Głośna wypowiedź Sławomira Nitrasa, który zapowiedział „opiłowanie katolików z pewnych przywilejów”, słusznie doczekała się lawiny komentarzy. Zapowiedź „ukarania” dużej grupy społecznej, do tego jawna wrogość wobec tak istotnego elementu polskiego dziedzictwa, muszą szokować. Do tego pełen pogardy i protekcjonalności ton posła Koalicji Obywatelskiej:
„[Katolicy] Staną się realną mniejszością, nie będą większością i muszą się z tym nauczyć żyć. (…) Dobrze żeby stało się to, mówiąc uczciwie, w sposób nie gwałtowny, racjonalny, a nie na zasadzie pewnej zemsty, ale na zasadzie to jest uczciwa kara za to co się stało, musimy was opiłować z pewnych przywilejów. Dlatego, że jeżeli nie, to znowu podniesiecie głowę, jeżeli się cokolwiek zmieni -
— mówił Nitras, przecząc samemu sobie: nie chce zemsty, ale będzie karał, będzie „piłował”. Za co konkretnie - nie wiadomo. Bo przecież Kościół robił w ostatnich latach to, co zawsze. A jeśli poszczególnie księża zabierali głos w konkretnych sprawach publicznych, to znacznie częściej - i głośniej - po stronie lewicowo-liberalnej niż po stronie konserwatywnej. Pontyfikat papieża Franciszka ma swoje skutki, nagonka medialna także wpływa na ludzi.
Najważniejsze Nitras powiedział na końcu: „jeżeli nie, to znowu podniesiecie głowę, jeżeli się cokolwiek zmieni”. Jeżeli was nie zniszczymy, nie zamkniemy w getcie, nie „opiłujemy”, spór światopoglądowo-polityczny będzie trwał. Trzeba więc tak przeorać i przebudować Polskę, by strona prawicowa, chrześcijańska, już nigdy nie mogła nawet myśleć o realnym wpływie na państwo. Na scenie publicznej partie jedynie słuszne mają mieć pełen monopol, i to już na zawsze.

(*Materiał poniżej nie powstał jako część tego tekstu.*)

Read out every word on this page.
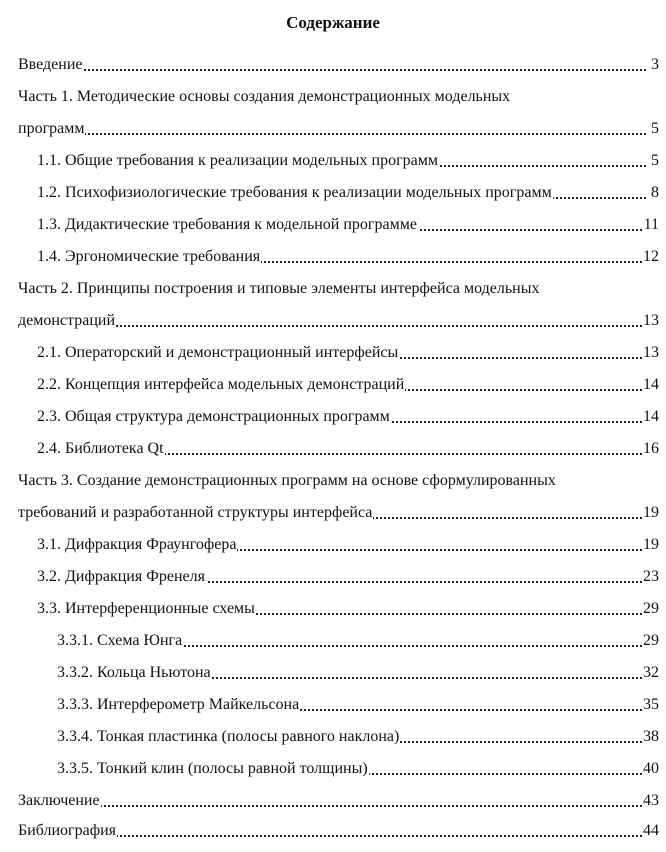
Содержание
Введение	3
Часть 1. Методические основы создания демонстрационных модельных
программ	5
1.1. Общие требования к реализации модельных программ	5
1.2. Психофизиологические требования к реализации модельных программ	8
1.3. Дидактические требования к модельной программе	11
1.4. Эргономические требования	12
Часть 2. Принципы построения и типовые элементы интерфейса модельных
демонстраций	13
2.1. Операторский и демонстрационный интерфейсы	13
2.2. Концепция интерфейса модельных демонстраций	14
2.3. Общая структура демонстрационных программ	14
2.4. Библиотека Qt	16
Часть 3. Создание демонстрационных программ на основе сформулированных
требований и разработанной структуры интерфейса	19
3.1. Дифракция Фраунгофера	19
3.2. Дифракция Френеля	23
3.3. Интерференционные схемы	29
3.3.1. Схема Юнга	29
3.3.2. Кольца Ньютона	32
3.3.3. Интерферометр Майкельсона	35
3.3.4. Тонкая пластинка (полосы равного наклона)	38
3.3.5. Тонкий клин (полосы равной толщины)	40
Заключение	43
Библиография	44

To jest istota sprawy: agresja przeciwko Kościołowi i katolikom to w istocie reakcja na porażkę z roku 2015. To diagnoza, że Platforma przegrała, bo istniały wartości konkurencyjne. Uznała, że tak dalej być nie może, i dlatego chce jedną ze stron sporu światopoglądowego politycznie eksterminować.
Nie wiem, czy Sławomir Nitras pamięta przemówienie Janusza Śniadka, wygłoszone 18 kwietnia 2010 roku w czasie pogrzebu śp. Lecha Kaczyńskiego na Wawelu. Ówczesny szef „Solidarności” powiedział wówczas tak:
Przykład Twojego życia i dramatyczna śmierć na nowo rozpaliły w sercach Polaków ducha Solidarności. W czasie tych swoistych rekolekcji uświadamiamy sobie: że rezygnując z wartości tracimy poczucie wspólnoty, tracimy Polskę! Nie ma wolności bez wartości.
Wyśmiewani za niemodny patriotyzm, wierni Bogu i Ojczyźnie podnieśliśmy głowy. Zróbmy wszystko, aby rozpalony w sercach i umysłach płomień nie wygasł.
Na razie nie wygasł, choć czasem przygasa. Oby nie wygasł nigdy.